Wikipedia:Link rot/URL change requests/Archives/2023/January

From Wikipedia, the free encyclopedia

Mark Catholic News Service links added before 30 December 2022 as dead and add archive

Moved from WP:BOTREQ
 – * Pppery * it has begun... 01:08, 3 January 2023 (UTC)

The website Catholic News Service is dead since 30 December 2022, due do a decision of the USCCB taken months priors. See this statement. A new website, OSV News, currently has Catholic News Service's former URLs, but it all the previous articles do not seem to be present on OSV News (example). All the links to previously published CNS articles currently link to 404 errorson the OSV News website.
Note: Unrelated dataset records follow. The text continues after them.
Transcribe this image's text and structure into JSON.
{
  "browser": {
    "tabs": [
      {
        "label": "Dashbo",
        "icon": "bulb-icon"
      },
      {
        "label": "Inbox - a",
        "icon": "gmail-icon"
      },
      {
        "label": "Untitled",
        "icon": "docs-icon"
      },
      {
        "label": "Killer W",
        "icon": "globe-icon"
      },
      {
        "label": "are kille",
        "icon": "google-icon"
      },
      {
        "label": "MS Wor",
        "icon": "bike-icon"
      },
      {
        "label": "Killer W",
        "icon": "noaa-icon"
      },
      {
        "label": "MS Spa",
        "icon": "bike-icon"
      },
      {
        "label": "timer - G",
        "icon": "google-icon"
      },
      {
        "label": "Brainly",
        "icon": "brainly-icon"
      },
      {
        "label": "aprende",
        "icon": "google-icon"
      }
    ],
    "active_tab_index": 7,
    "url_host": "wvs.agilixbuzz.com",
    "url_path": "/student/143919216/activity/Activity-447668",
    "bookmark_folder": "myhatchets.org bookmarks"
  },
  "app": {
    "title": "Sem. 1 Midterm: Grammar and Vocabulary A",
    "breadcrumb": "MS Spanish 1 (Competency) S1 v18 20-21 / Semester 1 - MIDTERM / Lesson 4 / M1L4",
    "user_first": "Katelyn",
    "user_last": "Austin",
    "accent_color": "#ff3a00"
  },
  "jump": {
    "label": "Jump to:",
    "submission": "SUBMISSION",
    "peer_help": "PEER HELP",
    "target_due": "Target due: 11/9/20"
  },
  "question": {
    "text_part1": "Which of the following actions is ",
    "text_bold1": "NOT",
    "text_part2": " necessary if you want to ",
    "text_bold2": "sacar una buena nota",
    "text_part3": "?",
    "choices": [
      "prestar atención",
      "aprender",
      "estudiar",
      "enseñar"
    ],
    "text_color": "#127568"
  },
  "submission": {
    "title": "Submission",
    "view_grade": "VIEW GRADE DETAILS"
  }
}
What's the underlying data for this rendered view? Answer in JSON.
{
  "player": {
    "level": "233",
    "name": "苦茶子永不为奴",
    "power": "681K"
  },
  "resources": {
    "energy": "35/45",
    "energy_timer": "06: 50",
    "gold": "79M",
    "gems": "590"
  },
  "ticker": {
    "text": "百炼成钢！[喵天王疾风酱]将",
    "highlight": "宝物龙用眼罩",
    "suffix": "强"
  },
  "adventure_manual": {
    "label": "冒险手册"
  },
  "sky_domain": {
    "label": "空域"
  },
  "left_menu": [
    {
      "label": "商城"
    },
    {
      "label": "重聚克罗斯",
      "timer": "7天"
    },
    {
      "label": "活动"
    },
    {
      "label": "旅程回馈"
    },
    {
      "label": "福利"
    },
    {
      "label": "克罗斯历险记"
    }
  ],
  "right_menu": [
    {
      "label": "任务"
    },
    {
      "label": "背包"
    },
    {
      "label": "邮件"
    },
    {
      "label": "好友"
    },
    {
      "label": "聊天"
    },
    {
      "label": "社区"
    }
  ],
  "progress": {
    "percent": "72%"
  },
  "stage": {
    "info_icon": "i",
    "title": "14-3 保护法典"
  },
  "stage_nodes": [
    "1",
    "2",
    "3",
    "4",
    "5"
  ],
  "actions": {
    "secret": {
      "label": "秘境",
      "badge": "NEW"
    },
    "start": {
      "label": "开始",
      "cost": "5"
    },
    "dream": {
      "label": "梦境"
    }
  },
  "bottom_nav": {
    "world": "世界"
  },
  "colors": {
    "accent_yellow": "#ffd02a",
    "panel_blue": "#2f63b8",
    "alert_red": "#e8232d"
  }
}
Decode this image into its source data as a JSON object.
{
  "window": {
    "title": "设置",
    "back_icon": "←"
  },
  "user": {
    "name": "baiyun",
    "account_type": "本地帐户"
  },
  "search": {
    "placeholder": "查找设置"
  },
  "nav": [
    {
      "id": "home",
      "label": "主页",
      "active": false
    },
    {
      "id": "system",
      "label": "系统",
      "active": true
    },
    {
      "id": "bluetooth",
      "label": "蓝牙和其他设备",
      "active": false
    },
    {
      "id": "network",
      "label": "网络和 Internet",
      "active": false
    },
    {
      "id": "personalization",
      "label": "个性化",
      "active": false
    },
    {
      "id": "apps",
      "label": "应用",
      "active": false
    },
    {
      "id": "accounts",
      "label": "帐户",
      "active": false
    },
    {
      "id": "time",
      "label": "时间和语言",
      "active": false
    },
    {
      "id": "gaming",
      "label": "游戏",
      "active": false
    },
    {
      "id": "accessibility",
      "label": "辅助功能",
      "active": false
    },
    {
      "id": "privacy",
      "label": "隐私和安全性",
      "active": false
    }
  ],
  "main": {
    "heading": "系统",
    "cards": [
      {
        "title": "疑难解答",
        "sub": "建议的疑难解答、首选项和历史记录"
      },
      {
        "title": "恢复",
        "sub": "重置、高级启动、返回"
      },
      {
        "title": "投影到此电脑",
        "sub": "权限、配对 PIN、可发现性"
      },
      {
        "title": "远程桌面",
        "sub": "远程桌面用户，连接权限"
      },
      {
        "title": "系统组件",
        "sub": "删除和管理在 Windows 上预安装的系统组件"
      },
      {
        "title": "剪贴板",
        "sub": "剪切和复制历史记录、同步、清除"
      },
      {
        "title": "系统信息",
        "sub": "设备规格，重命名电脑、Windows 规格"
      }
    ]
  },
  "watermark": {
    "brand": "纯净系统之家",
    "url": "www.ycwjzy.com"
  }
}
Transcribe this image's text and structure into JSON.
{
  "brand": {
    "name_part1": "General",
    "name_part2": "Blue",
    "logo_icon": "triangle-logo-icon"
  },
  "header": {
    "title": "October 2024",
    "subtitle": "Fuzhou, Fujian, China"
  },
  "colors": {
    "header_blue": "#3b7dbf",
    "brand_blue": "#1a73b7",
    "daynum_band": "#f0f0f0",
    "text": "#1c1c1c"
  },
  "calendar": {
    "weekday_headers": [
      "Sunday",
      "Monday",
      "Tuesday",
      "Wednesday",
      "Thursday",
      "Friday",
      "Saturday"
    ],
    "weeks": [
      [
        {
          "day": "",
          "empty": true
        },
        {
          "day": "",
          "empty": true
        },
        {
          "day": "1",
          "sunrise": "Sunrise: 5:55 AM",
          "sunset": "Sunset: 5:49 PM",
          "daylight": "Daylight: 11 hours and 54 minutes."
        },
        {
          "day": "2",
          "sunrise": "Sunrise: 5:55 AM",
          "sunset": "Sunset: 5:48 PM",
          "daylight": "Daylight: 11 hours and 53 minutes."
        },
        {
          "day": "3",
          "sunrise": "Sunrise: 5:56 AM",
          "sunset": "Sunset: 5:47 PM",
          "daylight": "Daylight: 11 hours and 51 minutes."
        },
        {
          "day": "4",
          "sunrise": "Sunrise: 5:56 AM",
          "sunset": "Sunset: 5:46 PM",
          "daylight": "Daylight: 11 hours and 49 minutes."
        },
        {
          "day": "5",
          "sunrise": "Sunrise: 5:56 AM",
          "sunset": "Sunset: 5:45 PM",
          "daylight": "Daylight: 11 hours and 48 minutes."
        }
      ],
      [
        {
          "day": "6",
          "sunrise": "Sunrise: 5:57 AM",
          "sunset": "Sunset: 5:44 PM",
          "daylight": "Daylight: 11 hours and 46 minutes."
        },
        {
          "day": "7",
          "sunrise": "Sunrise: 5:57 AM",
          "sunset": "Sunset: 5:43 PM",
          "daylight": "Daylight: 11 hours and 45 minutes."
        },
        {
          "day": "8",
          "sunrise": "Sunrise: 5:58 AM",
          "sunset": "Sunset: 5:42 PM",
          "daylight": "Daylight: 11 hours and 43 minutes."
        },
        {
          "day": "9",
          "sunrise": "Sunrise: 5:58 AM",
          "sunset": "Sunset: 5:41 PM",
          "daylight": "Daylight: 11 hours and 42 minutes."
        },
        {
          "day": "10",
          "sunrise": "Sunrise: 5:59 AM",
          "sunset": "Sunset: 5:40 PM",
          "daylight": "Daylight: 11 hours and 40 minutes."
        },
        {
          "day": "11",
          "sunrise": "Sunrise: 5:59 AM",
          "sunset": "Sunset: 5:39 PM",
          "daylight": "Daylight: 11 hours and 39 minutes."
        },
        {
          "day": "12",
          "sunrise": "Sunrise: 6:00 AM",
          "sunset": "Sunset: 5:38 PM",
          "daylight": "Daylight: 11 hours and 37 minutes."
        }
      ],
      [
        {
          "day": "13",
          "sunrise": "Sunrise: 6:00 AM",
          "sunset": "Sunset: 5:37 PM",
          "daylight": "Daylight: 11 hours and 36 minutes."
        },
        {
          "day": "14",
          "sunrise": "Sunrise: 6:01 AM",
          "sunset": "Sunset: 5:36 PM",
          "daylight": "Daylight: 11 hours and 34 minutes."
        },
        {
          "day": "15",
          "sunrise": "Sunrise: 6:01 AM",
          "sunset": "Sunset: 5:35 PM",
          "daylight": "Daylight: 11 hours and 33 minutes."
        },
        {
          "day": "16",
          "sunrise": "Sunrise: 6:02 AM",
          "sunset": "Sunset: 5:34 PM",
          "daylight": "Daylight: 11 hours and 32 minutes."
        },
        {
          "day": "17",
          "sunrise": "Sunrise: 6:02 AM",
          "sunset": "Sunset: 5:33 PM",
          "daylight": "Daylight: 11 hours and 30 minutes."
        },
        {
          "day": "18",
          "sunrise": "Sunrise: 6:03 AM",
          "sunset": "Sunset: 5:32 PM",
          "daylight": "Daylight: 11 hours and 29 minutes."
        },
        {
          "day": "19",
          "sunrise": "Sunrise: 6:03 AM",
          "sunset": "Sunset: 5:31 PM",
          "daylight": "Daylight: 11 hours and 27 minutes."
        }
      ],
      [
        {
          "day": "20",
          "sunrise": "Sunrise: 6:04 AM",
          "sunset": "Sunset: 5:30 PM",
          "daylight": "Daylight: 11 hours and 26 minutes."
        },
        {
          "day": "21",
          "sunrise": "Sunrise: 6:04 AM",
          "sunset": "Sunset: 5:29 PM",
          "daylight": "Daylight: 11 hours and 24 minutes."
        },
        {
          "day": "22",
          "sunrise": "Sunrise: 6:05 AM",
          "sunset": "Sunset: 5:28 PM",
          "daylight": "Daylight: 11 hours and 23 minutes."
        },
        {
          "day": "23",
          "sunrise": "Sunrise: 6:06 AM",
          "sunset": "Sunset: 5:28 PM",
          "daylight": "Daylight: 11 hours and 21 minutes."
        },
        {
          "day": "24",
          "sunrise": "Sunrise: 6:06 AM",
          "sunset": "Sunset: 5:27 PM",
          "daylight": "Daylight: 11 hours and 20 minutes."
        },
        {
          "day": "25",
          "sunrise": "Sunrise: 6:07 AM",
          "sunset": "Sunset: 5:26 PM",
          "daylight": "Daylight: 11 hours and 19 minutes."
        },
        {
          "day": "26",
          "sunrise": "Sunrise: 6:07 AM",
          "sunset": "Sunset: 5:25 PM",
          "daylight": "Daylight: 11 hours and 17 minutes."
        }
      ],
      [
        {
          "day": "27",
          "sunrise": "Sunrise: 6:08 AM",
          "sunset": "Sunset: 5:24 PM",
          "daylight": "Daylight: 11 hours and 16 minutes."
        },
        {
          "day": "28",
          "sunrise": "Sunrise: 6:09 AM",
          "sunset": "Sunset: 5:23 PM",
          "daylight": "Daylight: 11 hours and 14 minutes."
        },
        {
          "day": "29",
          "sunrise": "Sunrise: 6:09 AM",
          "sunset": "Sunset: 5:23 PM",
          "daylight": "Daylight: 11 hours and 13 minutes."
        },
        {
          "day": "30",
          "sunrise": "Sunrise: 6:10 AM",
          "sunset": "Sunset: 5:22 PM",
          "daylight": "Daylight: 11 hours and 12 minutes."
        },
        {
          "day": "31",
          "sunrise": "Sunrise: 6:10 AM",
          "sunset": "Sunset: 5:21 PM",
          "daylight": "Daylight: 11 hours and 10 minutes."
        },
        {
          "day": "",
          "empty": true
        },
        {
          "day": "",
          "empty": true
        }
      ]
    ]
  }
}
Therefore, my bot request is as follow: all Catholic News Service links added prior to 30 December 2022 should be marked as dead and archive URLs be added.

A discussion on the WProject Christianity seems to support my request. Veverve (talk) 00:18, 3 January 2023 (UTC)

@Veverve: ok, it is done. - GreenC 15:47, 3 January 2023 (UTC)
@GreenC: Sometimes, the URL was left as "live" (e.g. here). All those URLs should be put to "dead".
Also, why did you choose Archive.today and not Archive.org? Or did you choose both with one being preferred? Veverve (talk) 18:50, 3 January 2023 (UTC)
The "left live" appears to be a bug related to the combo of empty archive-* fields and filled url-status field, thanks for identifying. It's been fixed and re-ran on pages eg. [1]. It uses archive.today when it can't find a Wayback URL. -- GreenC 01:34, 4 January 2023 (UTC)
@GreenC: for example, the very first link of Dicastery for Evangelization is archived on Archive.org, but the archive URL which was added was that of Archive.today. Veverve (talk) 03:26, 4 January 2023 (UTC)
This happened because the API result from Wayback is what I call "bogus" meaning it's unreliable. This is because the Wayback API timed out and reported 0 results (it reports 0 not "times out" so you don't know which is what) so it used other techniques and it found the archive but it wasn't sure how reliable it was so it defaulted back to an alternative provider where one existed. -- GreenC 03:42, 4 January 2023 (UTC)

Greenhivesaudio

It seems the site is dead, but it says 403 instead of 404. Like this. So I guess they are better replaced or tagged as dead links. Kailash29792 (talk) 11:35, 11 January 2023 (UTC)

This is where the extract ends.